A contendersi la fascia tricolore saranno Alessio Manuelli, sostenuto dal Movimento 5 Stelle e da liste civiche, e Damiano Gasparri, candidato appoggiato da Lega, Fratelli d’Italia e liste civiche di centrodestra.

Come insegna la storia delle elezioni amministrative, un ballottaggio può essere deciso da una manciata di voti oppure da un distacco netto. Fino all’apertura delle urne, però, ogni consenso può fare la differenza e per questo le ore che precedono il voto sono tradizionalmente caratterizzate da incontri, endorsement e tentativi di spostare equilibri.

Tra le notizie che circolano con maggiore insistenza negli ambienti politici cittadini c’è quella di un’intesa tra l’ex sindaco Pietro Tidei e Alessio Manuelli. Tidei, escluso dalla corsa al secondo turno e principale sconfitto politico di questa tornata elettorale, ha infatti annunciato il proprio sostegno al candidato del Movimento 5 Stelle.

Un endorsement che ha inevitabilmente alimentato interrogativi sul possibile prezzo politico dell’operazione. Secondo indiscrezioni che circolano nelle segreterie dei partiti e nei movimenti civici, l’accordo potrebbe tradursi, in caso di vittoria di Manuelli, nell’assegnazione della delega all’Urbanistica ad Andrea Amanati, storico collaboratore di Tidei e già suo vicesindaco.

Va detto che Manuelli ha più volte dichiarato pubblicamente che non ci saranno apparentamenti né accordi formali con altre coalizioni. Una posizione chiara sul piano ufficiale, ma che non ha spento le voci su possibili convergenze politiche dopo il voto.

Del resto, dal momento che Tidei ha scelto apertamente di sostenere Manuelli, resta aperta la questione di quale possa essere il ruolo dell’ex sindaco in un’eventuale futura amministrazione. C’è chi ipotizza addirittura un suo coinvolgimento diretto nell’esecutivo o una presenza significativa dell’area politica che fa riferimento a lui.
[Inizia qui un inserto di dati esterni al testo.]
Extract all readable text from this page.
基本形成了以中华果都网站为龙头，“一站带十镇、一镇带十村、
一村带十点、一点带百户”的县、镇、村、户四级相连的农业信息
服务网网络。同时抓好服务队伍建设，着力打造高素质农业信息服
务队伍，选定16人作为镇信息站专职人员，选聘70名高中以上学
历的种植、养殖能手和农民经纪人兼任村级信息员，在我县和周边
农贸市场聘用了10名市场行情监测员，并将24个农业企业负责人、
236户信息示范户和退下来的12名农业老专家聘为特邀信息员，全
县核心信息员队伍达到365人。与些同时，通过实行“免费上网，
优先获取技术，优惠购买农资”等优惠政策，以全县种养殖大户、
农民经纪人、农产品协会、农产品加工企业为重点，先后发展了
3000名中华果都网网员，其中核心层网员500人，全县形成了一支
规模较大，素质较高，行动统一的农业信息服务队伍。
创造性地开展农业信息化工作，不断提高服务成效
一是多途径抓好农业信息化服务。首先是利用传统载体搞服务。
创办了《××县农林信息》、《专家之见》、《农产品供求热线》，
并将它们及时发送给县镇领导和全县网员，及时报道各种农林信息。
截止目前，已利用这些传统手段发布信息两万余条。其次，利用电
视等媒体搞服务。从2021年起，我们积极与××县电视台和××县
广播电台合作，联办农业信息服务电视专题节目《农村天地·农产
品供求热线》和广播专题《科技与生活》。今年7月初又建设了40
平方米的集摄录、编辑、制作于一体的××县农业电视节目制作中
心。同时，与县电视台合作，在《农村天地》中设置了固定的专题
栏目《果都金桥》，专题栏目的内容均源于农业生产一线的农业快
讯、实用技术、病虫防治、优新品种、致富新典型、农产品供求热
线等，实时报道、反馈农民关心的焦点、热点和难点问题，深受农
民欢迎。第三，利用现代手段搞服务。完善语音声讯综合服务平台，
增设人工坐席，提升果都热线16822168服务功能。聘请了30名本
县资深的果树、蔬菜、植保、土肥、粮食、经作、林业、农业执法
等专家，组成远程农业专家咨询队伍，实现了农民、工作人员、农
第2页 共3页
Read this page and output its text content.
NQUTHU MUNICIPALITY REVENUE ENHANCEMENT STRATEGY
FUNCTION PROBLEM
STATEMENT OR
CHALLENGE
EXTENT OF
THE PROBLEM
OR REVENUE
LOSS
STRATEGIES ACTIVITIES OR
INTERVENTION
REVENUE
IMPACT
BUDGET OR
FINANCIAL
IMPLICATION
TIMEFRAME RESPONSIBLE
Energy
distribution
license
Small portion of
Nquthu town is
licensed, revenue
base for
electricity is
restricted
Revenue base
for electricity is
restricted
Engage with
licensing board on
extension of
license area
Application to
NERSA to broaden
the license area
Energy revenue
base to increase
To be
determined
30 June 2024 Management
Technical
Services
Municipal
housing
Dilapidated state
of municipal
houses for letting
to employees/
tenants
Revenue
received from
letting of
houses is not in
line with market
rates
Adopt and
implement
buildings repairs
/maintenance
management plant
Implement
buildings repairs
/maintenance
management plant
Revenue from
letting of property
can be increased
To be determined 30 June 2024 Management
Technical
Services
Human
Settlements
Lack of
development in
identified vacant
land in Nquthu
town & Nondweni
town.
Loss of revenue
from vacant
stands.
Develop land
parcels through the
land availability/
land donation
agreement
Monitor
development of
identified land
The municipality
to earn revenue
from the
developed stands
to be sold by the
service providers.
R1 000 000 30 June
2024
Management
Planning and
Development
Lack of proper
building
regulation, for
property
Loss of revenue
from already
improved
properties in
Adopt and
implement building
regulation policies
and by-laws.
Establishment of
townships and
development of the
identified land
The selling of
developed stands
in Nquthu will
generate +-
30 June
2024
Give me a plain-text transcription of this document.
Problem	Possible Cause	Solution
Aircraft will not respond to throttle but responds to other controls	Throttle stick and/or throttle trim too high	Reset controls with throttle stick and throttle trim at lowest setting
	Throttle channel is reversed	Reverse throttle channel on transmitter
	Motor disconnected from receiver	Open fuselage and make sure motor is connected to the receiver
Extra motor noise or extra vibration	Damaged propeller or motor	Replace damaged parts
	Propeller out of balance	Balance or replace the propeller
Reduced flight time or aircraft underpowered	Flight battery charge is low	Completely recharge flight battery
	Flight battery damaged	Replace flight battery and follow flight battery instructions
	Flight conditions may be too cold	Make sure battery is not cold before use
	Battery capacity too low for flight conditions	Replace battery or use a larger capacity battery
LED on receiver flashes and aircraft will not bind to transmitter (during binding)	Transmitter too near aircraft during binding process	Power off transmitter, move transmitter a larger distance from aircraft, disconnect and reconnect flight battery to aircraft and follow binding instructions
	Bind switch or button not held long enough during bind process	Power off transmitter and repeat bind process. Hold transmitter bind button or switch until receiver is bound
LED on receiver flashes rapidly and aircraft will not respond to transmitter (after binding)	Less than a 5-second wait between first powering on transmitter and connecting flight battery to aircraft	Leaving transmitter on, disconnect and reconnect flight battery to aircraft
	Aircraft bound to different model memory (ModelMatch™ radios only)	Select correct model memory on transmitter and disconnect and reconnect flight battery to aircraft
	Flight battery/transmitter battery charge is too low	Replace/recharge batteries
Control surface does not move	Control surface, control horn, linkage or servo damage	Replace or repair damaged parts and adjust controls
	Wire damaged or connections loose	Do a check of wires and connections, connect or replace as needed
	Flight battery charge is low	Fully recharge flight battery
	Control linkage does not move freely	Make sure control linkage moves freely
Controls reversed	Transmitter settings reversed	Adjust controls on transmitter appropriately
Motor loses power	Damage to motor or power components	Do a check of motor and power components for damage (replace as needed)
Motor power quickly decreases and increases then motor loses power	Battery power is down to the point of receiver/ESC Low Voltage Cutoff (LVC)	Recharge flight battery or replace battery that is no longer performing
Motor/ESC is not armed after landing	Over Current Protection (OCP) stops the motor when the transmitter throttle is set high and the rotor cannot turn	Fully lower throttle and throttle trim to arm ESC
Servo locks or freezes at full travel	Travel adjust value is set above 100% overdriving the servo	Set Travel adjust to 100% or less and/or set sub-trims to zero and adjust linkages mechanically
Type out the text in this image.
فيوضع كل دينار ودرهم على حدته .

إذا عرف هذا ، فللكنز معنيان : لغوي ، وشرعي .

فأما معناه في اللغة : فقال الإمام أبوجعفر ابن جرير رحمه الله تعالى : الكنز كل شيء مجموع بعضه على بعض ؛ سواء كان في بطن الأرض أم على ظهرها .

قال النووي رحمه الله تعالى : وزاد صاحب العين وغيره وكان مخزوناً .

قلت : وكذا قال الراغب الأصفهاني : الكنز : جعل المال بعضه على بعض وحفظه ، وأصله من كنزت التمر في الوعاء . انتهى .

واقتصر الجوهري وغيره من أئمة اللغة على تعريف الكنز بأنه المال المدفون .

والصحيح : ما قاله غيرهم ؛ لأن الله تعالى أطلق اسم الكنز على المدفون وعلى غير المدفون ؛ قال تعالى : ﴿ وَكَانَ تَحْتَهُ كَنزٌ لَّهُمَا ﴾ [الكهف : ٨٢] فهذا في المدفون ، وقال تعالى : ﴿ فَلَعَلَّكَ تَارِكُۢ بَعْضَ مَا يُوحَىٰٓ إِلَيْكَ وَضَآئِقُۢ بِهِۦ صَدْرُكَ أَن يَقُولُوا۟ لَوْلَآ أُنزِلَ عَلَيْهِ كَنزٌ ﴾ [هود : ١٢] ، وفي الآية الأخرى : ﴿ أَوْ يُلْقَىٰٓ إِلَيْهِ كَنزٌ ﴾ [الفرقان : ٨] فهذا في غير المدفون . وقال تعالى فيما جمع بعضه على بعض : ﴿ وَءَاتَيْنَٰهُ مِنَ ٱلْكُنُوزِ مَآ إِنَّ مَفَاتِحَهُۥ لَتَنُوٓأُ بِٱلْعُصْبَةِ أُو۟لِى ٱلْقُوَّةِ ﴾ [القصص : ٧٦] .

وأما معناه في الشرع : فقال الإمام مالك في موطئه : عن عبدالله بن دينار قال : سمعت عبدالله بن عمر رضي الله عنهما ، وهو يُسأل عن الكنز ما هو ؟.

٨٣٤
Un’ipotesi che, almeno per il momento, il candidato del M5S non ha né confermato né smentito.

Nel caso in cui Amanati dovesse entrare in giunta, il suo seggio in Consiglio comunale passerebbe a Paola Fratarcangeli, capogruppo uscente del Partito Democratico.

Scenari, al momento, che appartengono al terreno delle indiscrezioni e delle valutazioni politiche. Ma in una campagna elettorale che si gioca sul filo dei voti e degli equilibri, anche i silenzi possono assumere un significato particolare. E il dubbio, se non chiarito prima del voto, rischia inevitabilmente di accompagnare gli elettori fino alle urne.